Neil LaBute’s Fat Pig has been widely performed since its inception in 2006 from Melbourne to Mexico City. This is indicative of the play’s universal appeal dealing with the endless obsession with weight in society.
Talking to the director/producer/lead actress (and probably more roles than can be listed here) Phosile Mashinkila, she tells me that this universal appeal is why she wanted to put this play on in Oxford. We are bombarded with a constant stream of body shaming every day in the media yet it still remains a difficult topic to talk about.

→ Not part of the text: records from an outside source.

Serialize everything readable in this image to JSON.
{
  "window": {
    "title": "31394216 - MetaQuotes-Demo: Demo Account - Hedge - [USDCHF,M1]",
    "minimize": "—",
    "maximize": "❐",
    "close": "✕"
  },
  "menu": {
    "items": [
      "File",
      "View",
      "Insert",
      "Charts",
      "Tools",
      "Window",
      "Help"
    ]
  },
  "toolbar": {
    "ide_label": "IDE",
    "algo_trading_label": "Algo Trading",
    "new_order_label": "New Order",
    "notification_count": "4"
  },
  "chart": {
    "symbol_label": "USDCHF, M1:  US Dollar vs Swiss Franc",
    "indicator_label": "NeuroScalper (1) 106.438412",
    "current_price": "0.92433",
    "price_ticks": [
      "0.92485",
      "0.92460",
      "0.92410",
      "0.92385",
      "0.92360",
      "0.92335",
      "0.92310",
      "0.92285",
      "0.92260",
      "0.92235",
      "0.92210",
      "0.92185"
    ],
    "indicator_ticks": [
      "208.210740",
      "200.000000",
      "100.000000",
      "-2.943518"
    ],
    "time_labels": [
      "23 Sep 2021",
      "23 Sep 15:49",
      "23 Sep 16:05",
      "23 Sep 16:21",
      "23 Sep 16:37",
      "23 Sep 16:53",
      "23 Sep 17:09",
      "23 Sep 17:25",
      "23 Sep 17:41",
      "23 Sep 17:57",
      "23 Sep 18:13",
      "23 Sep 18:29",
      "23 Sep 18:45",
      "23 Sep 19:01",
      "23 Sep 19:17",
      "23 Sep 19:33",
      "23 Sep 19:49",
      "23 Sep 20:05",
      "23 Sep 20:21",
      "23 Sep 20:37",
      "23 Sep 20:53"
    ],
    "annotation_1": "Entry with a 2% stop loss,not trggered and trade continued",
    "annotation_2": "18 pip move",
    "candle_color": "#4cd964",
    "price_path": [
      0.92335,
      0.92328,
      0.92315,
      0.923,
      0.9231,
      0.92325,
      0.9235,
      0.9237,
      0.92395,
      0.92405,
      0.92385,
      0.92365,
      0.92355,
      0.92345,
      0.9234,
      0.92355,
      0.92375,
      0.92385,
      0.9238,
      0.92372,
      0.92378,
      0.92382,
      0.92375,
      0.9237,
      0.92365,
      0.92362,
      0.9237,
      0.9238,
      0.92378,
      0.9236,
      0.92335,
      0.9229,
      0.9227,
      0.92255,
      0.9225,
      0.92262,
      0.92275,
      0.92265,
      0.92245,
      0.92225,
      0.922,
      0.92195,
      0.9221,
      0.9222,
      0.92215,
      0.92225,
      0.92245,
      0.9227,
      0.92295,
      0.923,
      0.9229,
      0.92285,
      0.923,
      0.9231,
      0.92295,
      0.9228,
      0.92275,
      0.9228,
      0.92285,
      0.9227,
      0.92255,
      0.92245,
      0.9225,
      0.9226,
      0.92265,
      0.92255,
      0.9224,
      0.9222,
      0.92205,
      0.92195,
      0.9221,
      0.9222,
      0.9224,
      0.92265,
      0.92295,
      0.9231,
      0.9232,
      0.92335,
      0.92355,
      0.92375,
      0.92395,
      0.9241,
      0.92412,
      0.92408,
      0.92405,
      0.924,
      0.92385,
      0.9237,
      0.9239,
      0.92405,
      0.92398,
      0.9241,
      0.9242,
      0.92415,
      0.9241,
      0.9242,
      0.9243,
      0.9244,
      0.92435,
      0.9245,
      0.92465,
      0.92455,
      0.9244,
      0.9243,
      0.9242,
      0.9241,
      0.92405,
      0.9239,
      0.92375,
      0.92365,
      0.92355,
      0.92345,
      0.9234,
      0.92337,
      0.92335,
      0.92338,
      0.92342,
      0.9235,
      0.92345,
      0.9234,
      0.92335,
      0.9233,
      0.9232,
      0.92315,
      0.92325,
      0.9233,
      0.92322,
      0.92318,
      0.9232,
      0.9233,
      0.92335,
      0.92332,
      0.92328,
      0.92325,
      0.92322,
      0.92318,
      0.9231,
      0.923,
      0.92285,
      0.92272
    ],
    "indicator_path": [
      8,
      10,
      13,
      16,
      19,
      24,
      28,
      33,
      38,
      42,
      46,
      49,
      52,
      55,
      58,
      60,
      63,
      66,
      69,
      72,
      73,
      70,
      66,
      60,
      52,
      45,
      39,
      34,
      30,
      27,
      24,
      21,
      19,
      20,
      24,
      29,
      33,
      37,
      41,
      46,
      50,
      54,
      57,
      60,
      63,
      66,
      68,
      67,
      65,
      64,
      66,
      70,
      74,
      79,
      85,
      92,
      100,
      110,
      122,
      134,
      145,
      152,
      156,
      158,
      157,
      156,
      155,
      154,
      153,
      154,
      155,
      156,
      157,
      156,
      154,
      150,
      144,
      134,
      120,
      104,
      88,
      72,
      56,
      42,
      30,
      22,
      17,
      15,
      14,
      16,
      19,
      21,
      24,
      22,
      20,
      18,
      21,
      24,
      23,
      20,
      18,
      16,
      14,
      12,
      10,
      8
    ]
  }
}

Fat Pig concerns Tom (Jason Imlach) who falls in love with plus-sized Helen (the aforementioned Phosile Mashinkila) and how his friends and colleagues react to this. Yet, this play with its brash direct dialogue is not pushing morals but instead about confronting this issue head on. The audience may feel uncomfortable, they may not want to hear the horrible things that are being discussed but surely a shout out loud is better than a whisper behind backs.
The Burton Taylor Studio, then, is perhaps a perfect venue for this play. With its not-quite darkness, and closely compacted seats, the will be no space for an audience to hide. This is not to say that the play isn’t an enjoyable watch as LaBute’s writing offers comedy as well as depth that Mashinkila’s clever directorial touches aid – whether it be the sly offering of chocolate or the dramatic dropping of a book.
The scene I was shown was the second scene in the play – a tense office scene where Tom is confronted by both his co-workers – Jeanie (Martha Reed) and Carter (Brian Chandrabose) – asking whether he is seeing someone. Even in this brief extract it is clear to see that the actors have thought a great deal about their dynamics and relationship. As an audience member, you already begin to question your sympathy when the bullied Tom in one interaction becomes spineless in another.
This play is what the best drama is – real people and real situations. Down to its uncomfortable dialogue, bitter sweet ending and comedic moments, this is a play you won’t want to miss.